Mr Waters said the plant, commissioned in 2003, had suffered an extended outage this year after problems caused by constant “starts and stops” were identified.
He said the problems had been driven by the changing way people were drawing electricity from the grid and the huge amounts of solar power that were making it hard for conventional plants to run according to their design.
“Cockburn is probably one of our newest plants,” Mr Waters told an Upper House Parliamentary hearing.
“(It’s) not an age-related issue but a duty-related issue.
“(Given) the amount of starts and stops Cockburn has been required to undertake due to the changes in the way system demand takes place, the amount of rooftop solar and other factors, we did identify an issue with Cockburn that required an extended outage to sort out.”
The comments come amid mounting concerns about the technical challenges posed by the uptake of renewable energy, which is galloping along thanks to falling costs and high electricity prices.

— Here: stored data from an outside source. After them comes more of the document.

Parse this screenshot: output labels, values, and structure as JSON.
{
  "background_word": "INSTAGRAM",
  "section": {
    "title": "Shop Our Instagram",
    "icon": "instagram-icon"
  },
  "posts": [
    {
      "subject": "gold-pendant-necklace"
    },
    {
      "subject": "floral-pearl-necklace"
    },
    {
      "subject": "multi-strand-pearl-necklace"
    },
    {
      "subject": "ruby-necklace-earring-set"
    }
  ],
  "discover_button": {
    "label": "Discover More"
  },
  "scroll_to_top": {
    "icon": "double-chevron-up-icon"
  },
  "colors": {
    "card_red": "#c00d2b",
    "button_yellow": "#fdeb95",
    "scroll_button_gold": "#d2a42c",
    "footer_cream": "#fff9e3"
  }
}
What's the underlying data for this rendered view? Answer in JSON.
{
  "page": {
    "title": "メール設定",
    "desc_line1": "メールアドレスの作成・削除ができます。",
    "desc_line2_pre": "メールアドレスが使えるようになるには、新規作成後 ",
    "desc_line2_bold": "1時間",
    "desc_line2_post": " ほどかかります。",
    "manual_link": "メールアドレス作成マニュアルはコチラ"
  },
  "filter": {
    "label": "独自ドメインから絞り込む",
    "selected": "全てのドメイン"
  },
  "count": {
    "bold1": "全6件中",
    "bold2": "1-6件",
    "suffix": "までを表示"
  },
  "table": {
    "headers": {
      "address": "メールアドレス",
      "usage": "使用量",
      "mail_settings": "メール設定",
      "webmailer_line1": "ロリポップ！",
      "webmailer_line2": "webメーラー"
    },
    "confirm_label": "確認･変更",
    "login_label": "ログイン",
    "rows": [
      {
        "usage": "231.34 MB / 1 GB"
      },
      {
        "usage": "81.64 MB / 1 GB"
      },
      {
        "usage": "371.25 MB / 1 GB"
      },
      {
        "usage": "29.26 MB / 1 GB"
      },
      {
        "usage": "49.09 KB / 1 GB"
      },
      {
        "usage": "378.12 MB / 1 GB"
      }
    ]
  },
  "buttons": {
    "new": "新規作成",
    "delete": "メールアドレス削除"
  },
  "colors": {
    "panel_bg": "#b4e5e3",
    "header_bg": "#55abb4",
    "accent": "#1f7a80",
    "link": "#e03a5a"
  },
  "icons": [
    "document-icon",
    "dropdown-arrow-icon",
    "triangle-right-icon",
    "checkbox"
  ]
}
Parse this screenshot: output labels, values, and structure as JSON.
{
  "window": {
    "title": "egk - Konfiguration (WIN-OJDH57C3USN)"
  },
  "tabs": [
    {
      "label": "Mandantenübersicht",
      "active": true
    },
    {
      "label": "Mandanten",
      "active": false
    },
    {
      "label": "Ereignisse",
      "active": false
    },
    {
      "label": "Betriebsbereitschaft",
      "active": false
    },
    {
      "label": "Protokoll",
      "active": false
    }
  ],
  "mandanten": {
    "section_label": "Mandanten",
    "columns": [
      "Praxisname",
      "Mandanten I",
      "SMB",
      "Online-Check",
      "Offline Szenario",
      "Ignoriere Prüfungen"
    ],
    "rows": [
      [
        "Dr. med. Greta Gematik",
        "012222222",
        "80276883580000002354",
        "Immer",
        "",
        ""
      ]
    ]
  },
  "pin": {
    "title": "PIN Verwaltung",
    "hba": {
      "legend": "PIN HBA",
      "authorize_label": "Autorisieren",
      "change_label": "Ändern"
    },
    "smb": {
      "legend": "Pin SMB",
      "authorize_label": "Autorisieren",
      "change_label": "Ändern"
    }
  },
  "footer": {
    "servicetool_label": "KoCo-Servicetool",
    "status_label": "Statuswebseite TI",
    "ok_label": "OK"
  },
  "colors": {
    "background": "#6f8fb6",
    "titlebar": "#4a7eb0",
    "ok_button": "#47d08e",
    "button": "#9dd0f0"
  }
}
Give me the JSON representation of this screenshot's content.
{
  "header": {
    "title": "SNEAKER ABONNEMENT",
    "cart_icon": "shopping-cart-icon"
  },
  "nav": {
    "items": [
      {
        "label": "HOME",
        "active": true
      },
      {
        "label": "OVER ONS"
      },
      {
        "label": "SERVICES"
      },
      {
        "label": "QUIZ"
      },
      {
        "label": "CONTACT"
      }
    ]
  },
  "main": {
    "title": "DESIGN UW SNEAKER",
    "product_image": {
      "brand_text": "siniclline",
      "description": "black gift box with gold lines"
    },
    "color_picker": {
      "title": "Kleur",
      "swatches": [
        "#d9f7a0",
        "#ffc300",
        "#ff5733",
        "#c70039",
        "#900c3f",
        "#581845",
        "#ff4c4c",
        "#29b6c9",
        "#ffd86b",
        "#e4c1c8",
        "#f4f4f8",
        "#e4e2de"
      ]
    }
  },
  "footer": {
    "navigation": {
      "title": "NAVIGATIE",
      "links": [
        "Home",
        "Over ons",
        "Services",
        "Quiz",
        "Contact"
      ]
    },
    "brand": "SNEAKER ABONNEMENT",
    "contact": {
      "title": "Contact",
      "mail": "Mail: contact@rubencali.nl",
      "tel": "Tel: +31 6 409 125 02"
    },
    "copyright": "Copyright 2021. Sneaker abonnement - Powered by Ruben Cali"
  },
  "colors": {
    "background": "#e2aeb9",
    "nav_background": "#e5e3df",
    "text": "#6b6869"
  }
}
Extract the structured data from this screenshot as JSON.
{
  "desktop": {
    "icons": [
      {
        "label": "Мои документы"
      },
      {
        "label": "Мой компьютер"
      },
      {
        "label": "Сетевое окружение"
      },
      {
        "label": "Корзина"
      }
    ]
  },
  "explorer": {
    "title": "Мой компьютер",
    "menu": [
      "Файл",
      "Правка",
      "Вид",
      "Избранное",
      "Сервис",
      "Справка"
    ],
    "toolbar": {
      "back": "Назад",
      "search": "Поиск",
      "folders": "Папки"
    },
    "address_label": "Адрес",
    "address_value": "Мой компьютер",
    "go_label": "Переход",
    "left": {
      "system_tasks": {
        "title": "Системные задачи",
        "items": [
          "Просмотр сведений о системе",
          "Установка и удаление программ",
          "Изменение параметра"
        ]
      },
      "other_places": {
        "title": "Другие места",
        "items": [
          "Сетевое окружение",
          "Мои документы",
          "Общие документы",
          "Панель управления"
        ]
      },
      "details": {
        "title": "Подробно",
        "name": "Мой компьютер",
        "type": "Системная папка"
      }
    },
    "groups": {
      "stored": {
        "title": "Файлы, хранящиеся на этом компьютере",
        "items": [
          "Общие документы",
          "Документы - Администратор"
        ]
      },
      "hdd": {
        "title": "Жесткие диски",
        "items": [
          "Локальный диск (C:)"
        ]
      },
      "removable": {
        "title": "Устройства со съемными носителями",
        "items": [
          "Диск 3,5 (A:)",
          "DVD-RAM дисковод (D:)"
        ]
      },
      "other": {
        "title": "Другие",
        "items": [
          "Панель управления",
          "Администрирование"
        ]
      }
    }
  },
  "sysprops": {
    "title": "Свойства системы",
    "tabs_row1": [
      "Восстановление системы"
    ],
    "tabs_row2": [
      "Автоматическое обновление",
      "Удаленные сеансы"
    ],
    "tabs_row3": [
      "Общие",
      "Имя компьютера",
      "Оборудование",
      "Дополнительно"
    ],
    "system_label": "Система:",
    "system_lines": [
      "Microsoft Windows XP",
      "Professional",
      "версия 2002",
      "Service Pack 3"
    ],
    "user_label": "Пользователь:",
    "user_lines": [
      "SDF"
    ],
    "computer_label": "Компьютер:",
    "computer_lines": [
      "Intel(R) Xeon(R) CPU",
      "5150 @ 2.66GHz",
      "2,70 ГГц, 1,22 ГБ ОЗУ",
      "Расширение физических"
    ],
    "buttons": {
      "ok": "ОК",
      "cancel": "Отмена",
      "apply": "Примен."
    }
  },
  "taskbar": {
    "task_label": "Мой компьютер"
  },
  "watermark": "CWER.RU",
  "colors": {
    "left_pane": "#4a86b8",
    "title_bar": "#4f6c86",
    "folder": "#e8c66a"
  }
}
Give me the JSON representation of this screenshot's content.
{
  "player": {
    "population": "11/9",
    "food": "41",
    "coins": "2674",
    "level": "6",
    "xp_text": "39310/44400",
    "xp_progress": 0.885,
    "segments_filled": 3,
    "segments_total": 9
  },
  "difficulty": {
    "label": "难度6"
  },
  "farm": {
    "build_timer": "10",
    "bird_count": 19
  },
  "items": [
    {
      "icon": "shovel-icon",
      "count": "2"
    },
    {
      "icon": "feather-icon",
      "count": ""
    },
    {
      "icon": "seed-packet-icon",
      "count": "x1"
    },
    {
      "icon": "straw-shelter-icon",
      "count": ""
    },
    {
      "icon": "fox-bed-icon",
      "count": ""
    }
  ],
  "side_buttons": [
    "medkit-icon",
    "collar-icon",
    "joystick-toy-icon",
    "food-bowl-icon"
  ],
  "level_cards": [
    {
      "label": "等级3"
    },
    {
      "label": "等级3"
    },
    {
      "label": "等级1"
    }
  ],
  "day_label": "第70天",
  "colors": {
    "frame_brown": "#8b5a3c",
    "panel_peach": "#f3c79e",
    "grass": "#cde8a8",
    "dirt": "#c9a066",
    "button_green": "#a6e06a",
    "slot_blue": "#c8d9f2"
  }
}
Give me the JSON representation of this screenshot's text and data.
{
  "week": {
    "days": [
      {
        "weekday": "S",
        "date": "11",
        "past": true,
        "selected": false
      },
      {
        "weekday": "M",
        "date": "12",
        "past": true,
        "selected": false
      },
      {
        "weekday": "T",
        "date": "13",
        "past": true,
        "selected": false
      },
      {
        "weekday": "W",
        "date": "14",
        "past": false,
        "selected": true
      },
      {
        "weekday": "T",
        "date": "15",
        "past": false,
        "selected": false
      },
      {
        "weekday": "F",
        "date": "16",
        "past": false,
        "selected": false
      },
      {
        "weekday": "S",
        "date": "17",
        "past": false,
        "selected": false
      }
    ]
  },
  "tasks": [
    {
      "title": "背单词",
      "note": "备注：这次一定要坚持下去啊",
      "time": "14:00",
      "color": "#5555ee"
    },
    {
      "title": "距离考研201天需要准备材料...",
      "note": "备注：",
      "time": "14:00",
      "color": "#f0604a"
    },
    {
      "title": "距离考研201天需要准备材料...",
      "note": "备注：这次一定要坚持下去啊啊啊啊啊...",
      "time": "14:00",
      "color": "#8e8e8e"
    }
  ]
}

Mr Waters noted that an extra 160MW of rooftop solar power was added to the system in the 12 months to June 30 — an increase that takes the total amount of installed photovoltaic capacity on the grid to over 1000MW.
He said there was little sign of the demand for solar power slowing, presenting challenges for Synergy as it tried to manage its fleet of ageing fossil fuel-fired power stations.
Despite this, Mr Waters said Synergy was confident the increases in rooftop solar and an expected wave of large-scale green plants required by the renewable energy target within two years would not compromise its operations.